Caché process failures on RHEL V7.2

Caché, Release

Caché process failures on RHEL V7.2

InterSystems WRC has investigated several issues of process failure that can be attributed to a recent change in Red Hat Linux.

A new feature implemented in RHEL V7.2 (systemd-219-19.el7.x86_64) can cause O.S. IPC (Inter-process communication) semaphores to be deallocated when a non-system RHEL user logs out (system users, i.e. with a UID number < 1000, are excluded)

Internally, Caché makes use of IPC semaphores to control the operation of Caché processes (for example when trying to wake-up a Caché process). It does this by using the “semop” system service and if the operating system unexpectedly removes semaphores that Caché relies upon for IPC, then processes can fail. If this occurs the following evidence will be found in the cconsole.log:

“System error while trying to wake-up a process, code = 22”

along with corresponding errors being placed into the Caché SYSLOG, such as the following  typical example:

Err   Process    Date/Time           Mod Line  Routine            Namespace

22    39761      09/29/2016 04:41:27PM

                                     61  359   BF0+1359^Ens.Queue.1 HSBUS

This can eventually lead to a Caché instance hang occurring.

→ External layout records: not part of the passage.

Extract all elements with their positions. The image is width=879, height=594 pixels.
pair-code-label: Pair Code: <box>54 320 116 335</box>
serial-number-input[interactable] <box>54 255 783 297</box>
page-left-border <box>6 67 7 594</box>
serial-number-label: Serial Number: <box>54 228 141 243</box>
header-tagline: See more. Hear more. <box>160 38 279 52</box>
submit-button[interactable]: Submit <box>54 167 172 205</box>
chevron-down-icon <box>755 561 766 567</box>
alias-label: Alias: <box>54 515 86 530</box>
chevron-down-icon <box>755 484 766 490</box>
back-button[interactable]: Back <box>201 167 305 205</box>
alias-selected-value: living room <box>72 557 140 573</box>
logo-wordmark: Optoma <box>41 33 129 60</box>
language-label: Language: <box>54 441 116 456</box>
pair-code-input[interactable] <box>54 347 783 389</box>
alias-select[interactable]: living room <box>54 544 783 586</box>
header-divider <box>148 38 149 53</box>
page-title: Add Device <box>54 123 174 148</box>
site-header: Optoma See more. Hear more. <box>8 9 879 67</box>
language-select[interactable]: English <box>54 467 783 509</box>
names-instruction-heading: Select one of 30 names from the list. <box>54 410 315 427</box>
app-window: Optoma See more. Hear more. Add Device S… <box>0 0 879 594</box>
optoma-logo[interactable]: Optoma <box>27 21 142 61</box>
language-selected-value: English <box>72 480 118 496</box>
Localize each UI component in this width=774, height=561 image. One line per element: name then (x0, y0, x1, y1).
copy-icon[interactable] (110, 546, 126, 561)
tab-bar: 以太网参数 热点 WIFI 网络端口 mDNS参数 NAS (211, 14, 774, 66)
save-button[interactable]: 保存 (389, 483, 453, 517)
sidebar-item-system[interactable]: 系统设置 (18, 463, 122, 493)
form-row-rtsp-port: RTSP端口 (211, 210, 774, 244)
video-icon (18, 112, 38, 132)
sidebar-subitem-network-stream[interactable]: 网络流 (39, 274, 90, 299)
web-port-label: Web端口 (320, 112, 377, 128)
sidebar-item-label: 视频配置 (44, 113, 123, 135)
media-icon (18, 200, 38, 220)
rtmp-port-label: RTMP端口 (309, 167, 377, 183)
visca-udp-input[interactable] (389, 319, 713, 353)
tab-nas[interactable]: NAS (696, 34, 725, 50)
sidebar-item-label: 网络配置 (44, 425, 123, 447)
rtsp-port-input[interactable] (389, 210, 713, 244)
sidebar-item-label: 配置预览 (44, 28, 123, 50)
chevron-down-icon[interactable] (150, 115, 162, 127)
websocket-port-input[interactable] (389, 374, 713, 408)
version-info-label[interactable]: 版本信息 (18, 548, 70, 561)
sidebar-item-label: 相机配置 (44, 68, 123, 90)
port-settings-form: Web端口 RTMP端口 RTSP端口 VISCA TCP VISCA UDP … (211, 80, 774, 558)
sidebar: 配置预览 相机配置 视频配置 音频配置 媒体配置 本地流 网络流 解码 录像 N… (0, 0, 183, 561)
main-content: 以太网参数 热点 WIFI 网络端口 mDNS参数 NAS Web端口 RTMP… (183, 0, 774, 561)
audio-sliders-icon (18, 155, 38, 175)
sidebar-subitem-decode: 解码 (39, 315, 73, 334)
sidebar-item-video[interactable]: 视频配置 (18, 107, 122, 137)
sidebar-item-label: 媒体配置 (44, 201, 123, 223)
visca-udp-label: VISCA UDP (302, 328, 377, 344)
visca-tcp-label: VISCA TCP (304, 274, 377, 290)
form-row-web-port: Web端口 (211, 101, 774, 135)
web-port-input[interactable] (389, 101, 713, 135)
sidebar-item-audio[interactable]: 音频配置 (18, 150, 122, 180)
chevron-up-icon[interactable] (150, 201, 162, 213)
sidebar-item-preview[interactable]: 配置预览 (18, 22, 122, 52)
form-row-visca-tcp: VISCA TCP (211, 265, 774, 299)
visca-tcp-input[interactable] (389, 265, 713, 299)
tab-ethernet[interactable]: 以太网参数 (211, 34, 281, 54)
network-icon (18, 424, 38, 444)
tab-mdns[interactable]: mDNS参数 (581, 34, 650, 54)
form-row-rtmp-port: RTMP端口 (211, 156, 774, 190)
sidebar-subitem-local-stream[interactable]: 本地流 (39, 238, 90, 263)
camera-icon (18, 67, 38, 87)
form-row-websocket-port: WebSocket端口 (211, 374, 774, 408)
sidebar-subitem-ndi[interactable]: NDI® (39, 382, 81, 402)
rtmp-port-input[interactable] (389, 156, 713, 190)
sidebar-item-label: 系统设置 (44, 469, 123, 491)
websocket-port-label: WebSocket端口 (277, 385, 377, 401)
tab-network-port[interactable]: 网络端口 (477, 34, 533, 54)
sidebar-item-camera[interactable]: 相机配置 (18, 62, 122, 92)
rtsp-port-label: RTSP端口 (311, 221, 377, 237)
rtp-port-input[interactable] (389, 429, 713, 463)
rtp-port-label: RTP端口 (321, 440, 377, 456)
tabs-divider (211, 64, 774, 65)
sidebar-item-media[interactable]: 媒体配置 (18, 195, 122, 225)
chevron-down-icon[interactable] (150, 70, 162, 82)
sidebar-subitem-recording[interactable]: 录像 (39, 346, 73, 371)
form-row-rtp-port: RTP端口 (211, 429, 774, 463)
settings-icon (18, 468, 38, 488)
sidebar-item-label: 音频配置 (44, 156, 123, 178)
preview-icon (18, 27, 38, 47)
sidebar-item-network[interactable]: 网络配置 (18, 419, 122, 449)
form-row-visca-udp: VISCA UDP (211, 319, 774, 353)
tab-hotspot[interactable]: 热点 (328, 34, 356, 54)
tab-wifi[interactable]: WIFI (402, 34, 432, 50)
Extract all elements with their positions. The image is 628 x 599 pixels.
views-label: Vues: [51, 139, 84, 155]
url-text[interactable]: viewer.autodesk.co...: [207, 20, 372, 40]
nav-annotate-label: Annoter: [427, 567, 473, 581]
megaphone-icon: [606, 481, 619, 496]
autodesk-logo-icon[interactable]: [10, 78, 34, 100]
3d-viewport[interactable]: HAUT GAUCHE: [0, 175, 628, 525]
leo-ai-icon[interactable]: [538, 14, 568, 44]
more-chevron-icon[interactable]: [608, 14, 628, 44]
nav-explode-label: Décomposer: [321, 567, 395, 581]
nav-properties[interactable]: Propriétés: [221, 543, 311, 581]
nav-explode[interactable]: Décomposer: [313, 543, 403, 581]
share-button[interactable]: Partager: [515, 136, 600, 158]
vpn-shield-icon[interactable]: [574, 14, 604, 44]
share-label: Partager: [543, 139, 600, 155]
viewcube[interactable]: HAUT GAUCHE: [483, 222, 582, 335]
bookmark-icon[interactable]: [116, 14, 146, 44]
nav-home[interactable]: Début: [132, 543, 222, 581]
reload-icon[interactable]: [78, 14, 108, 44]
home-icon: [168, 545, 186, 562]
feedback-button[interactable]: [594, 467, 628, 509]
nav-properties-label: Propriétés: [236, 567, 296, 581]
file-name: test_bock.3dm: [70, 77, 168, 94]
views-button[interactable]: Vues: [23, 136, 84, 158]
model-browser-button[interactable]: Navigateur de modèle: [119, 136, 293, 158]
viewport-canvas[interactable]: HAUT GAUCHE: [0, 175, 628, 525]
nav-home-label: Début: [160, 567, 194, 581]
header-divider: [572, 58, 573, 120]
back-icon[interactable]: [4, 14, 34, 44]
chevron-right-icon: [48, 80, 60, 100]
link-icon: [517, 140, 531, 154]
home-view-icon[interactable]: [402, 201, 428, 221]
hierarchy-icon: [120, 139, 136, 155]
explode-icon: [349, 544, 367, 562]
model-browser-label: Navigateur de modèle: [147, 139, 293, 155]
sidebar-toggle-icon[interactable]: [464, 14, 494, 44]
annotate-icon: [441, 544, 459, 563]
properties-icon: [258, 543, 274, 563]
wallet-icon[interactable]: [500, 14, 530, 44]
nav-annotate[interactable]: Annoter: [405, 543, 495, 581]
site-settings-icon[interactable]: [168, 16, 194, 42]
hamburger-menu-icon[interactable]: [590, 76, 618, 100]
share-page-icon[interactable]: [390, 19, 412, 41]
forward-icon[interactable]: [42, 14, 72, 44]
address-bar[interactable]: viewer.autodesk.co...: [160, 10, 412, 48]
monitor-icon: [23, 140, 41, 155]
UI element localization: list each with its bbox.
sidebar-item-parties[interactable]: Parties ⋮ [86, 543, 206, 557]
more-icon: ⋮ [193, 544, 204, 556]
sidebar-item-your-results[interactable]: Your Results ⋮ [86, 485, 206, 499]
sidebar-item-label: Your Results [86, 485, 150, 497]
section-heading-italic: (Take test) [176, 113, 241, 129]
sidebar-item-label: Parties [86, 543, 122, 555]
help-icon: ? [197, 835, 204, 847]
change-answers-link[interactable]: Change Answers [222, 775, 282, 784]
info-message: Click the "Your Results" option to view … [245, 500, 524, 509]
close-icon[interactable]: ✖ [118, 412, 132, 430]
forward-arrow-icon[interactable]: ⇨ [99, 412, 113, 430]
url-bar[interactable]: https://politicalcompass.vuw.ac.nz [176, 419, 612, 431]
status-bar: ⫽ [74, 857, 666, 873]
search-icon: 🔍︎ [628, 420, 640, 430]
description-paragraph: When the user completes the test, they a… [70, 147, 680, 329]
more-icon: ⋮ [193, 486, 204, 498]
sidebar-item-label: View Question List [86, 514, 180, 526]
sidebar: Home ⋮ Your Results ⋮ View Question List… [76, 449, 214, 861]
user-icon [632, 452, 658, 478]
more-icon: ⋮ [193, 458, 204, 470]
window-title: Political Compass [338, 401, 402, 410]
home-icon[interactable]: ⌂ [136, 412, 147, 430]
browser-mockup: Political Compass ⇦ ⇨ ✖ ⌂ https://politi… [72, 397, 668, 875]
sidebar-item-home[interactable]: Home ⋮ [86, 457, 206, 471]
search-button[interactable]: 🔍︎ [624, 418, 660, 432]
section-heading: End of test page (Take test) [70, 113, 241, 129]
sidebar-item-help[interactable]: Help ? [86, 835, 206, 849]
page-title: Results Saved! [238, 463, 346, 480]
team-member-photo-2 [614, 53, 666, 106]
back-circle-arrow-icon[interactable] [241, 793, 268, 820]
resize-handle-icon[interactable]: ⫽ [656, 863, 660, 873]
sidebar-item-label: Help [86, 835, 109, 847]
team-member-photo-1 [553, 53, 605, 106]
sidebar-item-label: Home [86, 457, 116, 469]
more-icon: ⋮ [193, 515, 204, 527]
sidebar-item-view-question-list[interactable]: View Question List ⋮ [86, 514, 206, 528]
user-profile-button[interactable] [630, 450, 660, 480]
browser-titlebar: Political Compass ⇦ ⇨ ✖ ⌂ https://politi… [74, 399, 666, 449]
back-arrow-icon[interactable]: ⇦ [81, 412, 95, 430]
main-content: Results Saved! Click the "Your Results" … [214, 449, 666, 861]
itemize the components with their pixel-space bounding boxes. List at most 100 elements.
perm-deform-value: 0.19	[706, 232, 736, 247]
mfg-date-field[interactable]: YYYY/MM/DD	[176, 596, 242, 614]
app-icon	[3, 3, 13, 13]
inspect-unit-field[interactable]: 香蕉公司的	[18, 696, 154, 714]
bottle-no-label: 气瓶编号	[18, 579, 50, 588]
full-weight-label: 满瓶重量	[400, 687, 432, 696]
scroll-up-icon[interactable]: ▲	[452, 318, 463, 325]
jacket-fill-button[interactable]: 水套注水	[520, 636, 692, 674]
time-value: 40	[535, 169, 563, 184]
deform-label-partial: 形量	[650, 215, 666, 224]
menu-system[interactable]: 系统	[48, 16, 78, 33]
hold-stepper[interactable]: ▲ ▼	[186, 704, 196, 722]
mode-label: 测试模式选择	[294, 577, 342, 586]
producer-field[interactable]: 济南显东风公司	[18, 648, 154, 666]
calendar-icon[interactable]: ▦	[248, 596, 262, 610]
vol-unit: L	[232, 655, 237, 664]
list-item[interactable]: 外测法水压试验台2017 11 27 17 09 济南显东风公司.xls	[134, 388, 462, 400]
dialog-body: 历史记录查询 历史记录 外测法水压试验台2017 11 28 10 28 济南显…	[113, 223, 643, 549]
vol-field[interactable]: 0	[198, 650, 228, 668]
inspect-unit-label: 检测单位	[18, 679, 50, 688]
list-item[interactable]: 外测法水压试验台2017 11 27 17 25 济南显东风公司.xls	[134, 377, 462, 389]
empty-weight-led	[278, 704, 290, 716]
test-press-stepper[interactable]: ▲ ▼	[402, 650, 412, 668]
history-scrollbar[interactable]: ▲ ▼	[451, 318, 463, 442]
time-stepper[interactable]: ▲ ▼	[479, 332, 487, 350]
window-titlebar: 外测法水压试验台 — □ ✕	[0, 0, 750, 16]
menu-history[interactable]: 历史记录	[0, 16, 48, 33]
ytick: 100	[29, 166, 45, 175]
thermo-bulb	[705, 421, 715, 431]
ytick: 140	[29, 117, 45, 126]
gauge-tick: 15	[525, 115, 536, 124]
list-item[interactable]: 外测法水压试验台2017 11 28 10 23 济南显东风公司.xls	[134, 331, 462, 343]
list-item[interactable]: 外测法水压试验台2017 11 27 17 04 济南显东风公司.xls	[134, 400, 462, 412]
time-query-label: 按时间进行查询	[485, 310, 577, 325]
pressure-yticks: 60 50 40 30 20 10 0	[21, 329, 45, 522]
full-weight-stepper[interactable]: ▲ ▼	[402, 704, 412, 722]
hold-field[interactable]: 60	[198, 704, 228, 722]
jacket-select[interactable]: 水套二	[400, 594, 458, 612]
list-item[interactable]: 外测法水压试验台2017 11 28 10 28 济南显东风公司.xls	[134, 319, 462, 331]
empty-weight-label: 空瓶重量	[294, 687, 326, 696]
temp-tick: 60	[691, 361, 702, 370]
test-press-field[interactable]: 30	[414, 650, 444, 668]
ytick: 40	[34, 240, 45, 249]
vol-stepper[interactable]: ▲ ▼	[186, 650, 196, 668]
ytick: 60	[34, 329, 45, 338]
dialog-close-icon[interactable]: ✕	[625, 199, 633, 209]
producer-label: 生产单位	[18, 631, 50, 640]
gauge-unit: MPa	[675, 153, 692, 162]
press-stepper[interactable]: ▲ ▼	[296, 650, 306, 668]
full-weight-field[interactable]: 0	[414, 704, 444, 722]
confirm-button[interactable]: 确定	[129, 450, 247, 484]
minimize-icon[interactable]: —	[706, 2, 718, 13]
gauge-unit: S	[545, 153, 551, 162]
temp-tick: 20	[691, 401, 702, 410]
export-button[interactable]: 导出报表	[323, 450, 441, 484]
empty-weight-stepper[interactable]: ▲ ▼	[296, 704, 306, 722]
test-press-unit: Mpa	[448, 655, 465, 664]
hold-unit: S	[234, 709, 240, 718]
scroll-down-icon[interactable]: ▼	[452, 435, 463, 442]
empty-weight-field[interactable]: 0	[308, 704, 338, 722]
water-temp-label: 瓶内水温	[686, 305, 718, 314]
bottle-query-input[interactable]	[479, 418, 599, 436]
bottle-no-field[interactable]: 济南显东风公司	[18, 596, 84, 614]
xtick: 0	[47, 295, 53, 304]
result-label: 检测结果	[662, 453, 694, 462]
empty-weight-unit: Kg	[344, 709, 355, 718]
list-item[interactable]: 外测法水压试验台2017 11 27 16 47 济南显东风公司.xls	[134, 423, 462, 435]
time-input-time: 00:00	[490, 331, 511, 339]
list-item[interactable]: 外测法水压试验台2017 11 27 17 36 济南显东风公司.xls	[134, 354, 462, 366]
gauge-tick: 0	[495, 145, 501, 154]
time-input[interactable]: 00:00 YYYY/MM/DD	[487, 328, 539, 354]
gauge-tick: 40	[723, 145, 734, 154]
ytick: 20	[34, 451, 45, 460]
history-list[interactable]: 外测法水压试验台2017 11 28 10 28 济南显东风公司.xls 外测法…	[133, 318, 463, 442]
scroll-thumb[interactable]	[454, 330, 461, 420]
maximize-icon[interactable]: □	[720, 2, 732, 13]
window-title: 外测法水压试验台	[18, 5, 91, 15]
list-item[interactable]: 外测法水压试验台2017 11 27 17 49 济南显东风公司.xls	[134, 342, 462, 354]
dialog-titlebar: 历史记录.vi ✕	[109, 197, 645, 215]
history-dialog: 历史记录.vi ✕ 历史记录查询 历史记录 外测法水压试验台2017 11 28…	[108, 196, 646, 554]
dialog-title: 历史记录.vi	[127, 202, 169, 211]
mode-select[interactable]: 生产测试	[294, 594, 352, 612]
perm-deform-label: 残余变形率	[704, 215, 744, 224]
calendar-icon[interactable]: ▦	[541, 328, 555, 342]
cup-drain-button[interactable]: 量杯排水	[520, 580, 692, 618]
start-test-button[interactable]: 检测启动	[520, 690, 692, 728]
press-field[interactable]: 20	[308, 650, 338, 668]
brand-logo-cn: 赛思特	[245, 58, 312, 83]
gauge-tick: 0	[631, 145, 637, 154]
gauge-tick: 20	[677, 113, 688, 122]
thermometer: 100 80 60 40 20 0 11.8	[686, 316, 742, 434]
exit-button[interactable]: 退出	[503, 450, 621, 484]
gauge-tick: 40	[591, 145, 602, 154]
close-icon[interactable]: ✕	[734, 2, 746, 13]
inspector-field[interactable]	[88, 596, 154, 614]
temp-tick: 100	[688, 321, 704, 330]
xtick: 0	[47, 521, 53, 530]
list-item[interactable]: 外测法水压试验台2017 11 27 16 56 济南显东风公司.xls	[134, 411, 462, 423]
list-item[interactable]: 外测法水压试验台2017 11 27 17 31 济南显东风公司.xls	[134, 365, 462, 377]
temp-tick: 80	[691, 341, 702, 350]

A link to an article supplied by Redhat is included below which gives more details about this feature and how it can be disabled:


https://access.redhat.com/solutions/2062273
 

This issue has been fixed in systemd-219-19.el7_2.4 (released with RHBA-2016-0199(https://rhn.redhat.com/errata/RHBA-2016-0199.html))

  • + 3
  • 0
  • 425
  • 1

Comments

You will be happy even for /etc/systemd/logind.conf RemoveIPC=yes if cache installation uses owner=cachesys, group allowed start/stop cache - cachemgr. You might use either names you like instead of cachesys, cachemgr but 'cachesys' != cacheusr (in term of uid) It works even if cachesys uid > 1000 i.e. it is considered as non system process.